Как-то в момент разыгравшейся ностальгии у новоявленной бабки по родному Песчаному, Лидия предложила съездить в это село и прогуляться по нему. Дубанова засветилась от радости сильнее обычного. Поехали втроём, сразу из квартиры Анны Викторовны. По дороге Зоюшка не умолкая обрисовывала свою родословную – углубилась в семнадцатый век, правда, вся ветвь из поколения в поколение ничем особенным не выделялась. Её болтовня больше сводилась: кого медведь задрал, кого бревном на валке леса пришибло, а кто утоп.
Жаркий апрельский день вытянул на плантации утомившихся за зиму огородников. Зоюшка узнала знакомую рощу, когда свернули по указателю «Песчаное». После восторженной реакции вдруг притихла, грустно оглядывая домики-новостройки, чуть не засомневалась – туда ли они приехали. Лидия вообще не ожидала увидеть хотя бы одно строение, сохранившееся с сороковых, притормозила, ждала ориентировки от Зоюшки – та нерешительно, но всё же направила прямо.
Медленно они проехали по асфальту мимо простенького остановочного павильона, обклеенного рекламными листками. Дубанова удивлялась, что к реке больше нет проезда – когда-то здесь была дорога, но видимо ей давно не пользовались и она заросла беспросветным бурьяном.
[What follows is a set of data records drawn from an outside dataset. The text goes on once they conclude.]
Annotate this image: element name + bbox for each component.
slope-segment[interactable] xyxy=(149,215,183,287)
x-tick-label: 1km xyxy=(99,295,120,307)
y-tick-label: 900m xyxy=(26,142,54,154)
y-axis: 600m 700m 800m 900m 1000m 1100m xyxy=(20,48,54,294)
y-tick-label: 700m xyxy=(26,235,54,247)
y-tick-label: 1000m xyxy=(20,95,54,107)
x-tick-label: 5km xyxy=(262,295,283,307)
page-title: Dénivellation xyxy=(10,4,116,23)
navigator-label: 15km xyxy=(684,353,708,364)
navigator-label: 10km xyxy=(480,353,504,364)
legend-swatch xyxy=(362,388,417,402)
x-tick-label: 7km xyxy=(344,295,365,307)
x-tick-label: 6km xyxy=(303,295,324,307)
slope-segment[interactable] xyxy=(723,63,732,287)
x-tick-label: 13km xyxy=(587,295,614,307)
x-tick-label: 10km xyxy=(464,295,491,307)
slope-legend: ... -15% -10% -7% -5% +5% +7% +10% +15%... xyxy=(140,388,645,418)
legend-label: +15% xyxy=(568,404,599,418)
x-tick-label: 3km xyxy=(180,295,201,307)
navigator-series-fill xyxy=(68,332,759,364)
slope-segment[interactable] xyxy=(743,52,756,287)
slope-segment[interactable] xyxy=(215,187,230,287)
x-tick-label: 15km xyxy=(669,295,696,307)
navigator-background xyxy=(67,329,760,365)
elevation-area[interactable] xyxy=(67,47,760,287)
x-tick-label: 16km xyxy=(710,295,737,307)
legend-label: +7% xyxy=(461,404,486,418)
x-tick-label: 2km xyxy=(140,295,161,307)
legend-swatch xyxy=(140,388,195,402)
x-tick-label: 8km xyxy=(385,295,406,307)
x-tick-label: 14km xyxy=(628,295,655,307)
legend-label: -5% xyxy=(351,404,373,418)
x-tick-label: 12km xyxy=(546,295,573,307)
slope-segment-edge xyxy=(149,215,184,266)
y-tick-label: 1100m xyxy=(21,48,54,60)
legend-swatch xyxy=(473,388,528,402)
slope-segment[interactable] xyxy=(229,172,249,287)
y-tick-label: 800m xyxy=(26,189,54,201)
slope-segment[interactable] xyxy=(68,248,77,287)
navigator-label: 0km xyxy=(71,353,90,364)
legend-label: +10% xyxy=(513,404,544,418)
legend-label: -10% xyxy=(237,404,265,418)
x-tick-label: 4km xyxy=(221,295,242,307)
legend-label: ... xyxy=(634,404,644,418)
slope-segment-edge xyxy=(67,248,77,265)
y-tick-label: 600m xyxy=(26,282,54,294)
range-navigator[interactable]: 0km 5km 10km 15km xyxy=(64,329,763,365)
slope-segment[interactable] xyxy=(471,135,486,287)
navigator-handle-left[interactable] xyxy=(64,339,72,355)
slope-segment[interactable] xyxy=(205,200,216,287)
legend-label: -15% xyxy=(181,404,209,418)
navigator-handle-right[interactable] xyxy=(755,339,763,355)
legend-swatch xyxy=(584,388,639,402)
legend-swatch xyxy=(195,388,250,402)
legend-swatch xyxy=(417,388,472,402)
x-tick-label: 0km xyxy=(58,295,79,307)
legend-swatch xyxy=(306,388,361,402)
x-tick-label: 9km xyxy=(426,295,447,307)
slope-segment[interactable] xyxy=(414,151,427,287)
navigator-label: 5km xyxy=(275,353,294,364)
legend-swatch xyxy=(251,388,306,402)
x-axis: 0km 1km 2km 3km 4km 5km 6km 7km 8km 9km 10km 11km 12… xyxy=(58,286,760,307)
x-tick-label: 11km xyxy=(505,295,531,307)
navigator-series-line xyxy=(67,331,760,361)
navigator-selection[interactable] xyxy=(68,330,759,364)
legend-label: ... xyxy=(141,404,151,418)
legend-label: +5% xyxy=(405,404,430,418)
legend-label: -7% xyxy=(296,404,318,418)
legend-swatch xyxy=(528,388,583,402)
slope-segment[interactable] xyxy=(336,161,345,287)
– Наш дом на реке, как с горы спускаться…
– И как туда проехать? – спросила Лидия.
Зойка мялась, вид у неё был взволнованный.
– Где же дорога… Тут дорога прежде была. Куды ж теперь ехать?
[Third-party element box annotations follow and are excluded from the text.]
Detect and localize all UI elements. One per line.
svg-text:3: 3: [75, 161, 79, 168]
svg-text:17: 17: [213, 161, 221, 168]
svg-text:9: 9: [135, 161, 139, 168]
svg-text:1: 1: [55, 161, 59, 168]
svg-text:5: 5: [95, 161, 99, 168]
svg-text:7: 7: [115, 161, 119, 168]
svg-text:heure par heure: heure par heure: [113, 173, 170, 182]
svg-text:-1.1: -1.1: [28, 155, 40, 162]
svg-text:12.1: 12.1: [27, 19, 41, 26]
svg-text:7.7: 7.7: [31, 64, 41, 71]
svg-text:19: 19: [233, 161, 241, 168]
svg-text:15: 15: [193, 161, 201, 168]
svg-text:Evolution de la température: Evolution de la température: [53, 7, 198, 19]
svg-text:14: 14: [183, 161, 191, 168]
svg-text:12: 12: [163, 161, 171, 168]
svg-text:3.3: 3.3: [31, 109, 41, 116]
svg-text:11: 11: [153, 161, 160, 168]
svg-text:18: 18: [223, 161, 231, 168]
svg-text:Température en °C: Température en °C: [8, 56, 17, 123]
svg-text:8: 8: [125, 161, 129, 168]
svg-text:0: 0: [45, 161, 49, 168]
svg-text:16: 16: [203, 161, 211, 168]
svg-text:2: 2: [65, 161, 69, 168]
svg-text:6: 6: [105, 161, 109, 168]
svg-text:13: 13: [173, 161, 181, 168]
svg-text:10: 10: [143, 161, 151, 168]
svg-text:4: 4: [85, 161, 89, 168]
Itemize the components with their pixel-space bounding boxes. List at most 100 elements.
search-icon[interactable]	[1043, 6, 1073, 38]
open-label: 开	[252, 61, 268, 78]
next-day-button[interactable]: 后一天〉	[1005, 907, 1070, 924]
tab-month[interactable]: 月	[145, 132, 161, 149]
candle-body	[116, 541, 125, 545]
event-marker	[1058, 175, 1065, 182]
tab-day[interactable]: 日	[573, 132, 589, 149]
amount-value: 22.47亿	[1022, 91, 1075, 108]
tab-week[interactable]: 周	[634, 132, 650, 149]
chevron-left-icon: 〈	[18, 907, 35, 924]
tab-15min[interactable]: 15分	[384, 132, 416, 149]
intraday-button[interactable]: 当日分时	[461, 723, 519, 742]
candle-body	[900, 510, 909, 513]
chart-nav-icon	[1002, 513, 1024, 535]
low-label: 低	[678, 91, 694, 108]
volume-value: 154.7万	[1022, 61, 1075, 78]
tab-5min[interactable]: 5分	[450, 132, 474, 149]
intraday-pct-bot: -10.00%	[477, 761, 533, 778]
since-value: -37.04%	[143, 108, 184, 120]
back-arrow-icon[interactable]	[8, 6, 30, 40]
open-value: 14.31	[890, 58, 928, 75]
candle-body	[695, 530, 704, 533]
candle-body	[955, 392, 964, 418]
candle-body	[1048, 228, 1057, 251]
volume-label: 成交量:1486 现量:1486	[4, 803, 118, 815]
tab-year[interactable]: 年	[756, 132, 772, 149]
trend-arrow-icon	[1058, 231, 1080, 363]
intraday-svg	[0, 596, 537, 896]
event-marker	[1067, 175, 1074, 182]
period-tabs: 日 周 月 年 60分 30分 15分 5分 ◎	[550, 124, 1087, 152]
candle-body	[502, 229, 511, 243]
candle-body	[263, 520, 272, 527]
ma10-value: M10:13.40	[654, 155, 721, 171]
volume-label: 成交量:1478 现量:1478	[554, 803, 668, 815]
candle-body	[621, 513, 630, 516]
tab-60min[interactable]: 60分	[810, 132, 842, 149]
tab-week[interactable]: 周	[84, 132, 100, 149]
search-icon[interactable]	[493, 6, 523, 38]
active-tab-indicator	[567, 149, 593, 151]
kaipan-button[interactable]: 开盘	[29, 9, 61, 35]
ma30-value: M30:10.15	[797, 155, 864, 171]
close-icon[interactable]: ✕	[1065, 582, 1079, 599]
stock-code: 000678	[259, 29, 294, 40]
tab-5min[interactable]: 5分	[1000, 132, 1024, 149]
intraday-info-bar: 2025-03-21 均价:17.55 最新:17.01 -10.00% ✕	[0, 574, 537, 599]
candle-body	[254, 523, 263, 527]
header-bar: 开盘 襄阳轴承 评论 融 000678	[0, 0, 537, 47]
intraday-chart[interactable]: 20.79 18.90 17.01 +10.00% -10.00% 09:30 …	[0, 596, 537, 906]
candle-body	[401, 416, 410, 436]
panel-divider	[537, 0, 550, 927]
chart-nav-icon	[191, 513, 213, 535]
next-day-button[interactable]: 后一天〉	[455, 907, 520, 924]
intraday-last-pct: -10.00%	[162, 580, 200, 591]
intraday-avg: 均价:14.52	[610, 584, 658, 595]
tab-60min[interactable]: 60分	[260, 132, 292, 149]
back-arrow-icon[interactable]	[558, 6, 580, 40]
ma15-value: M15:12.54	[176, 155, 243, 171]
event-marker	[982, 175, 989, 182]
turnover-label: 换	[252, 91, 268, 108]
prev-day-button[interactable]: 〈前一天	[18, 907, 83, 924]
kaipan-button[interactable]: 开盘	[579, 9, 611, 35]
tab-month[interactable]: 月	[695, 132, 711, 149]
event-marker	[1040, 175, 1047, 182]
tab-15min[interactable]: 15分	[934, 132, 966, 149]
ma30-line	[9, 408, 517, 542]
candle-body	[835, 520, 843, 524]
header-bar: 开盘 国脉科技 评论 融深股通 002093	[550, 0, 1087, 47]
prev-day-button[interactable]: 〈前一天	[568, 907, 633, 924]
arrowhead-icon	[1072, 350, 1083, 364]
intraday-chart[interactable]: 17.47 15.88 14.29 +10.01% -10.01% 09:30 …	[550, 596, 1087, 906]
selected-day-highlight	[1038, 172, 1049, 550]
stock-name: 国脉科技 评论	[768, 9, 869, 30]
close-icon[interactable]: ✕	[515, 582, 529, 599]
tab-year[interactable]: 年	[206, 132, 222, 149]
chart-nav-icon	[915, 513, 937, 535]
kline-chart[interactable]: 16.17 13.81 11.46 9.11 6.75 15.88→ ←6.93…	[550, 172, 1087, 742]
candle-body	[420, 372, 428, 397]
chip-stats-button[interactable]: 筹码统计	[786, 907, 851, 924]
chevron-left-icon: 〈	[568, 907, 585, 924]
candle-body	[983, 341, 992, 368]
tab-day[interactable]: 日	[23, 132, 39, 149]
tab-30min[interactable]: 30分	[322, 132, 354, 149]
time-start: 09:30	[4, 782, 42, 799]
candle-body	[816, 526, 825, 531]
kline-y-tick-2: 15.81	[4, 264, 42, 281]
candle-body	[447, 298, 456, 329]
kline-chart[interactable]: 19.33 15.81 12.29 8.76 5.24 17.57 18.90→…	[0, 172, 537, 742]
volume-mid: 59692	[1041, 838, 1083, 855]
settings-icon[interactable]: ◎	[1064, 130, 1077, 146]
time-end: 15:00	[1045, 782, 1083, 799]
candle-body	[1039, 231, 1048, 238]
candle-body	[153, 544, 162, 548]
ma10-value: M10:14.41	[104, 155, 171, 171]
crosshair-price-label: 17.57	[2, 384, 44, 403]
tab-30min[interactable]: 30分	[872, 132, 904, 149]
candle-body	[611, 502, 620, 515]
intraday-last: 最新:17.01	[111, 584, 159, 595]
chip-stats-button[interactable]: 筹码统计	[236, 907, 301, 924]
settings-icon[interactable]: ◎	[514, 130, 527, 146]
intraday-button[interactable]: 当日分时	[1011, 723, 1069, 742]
– Не подскажете, как к реке выехать? – обратилась Лидия к девушке с коляской, опустив окно. Та показала в обратном направлении к началу села, потом по асфальту налево, дальше вниз. Когда машина разворачивалась, они увидели мемориал, установленный в память о войне.
– Стой! Тормози! – крикнула Зоюшка. – Давай туда воротимся, проедемся к кладбишшу – там тёткин дом поглядим.
Лидия покатила к дубраве, в тени которой скрывался сельский погост. Девушка с коляской удивлённо смотрела им в след – машина поехала не по её наводке, куда она указала, а в противоположном направлении.
– Самый крайний – тёткин дом, а дальше сразу кладбишше, мамка моя и батя там схоронены.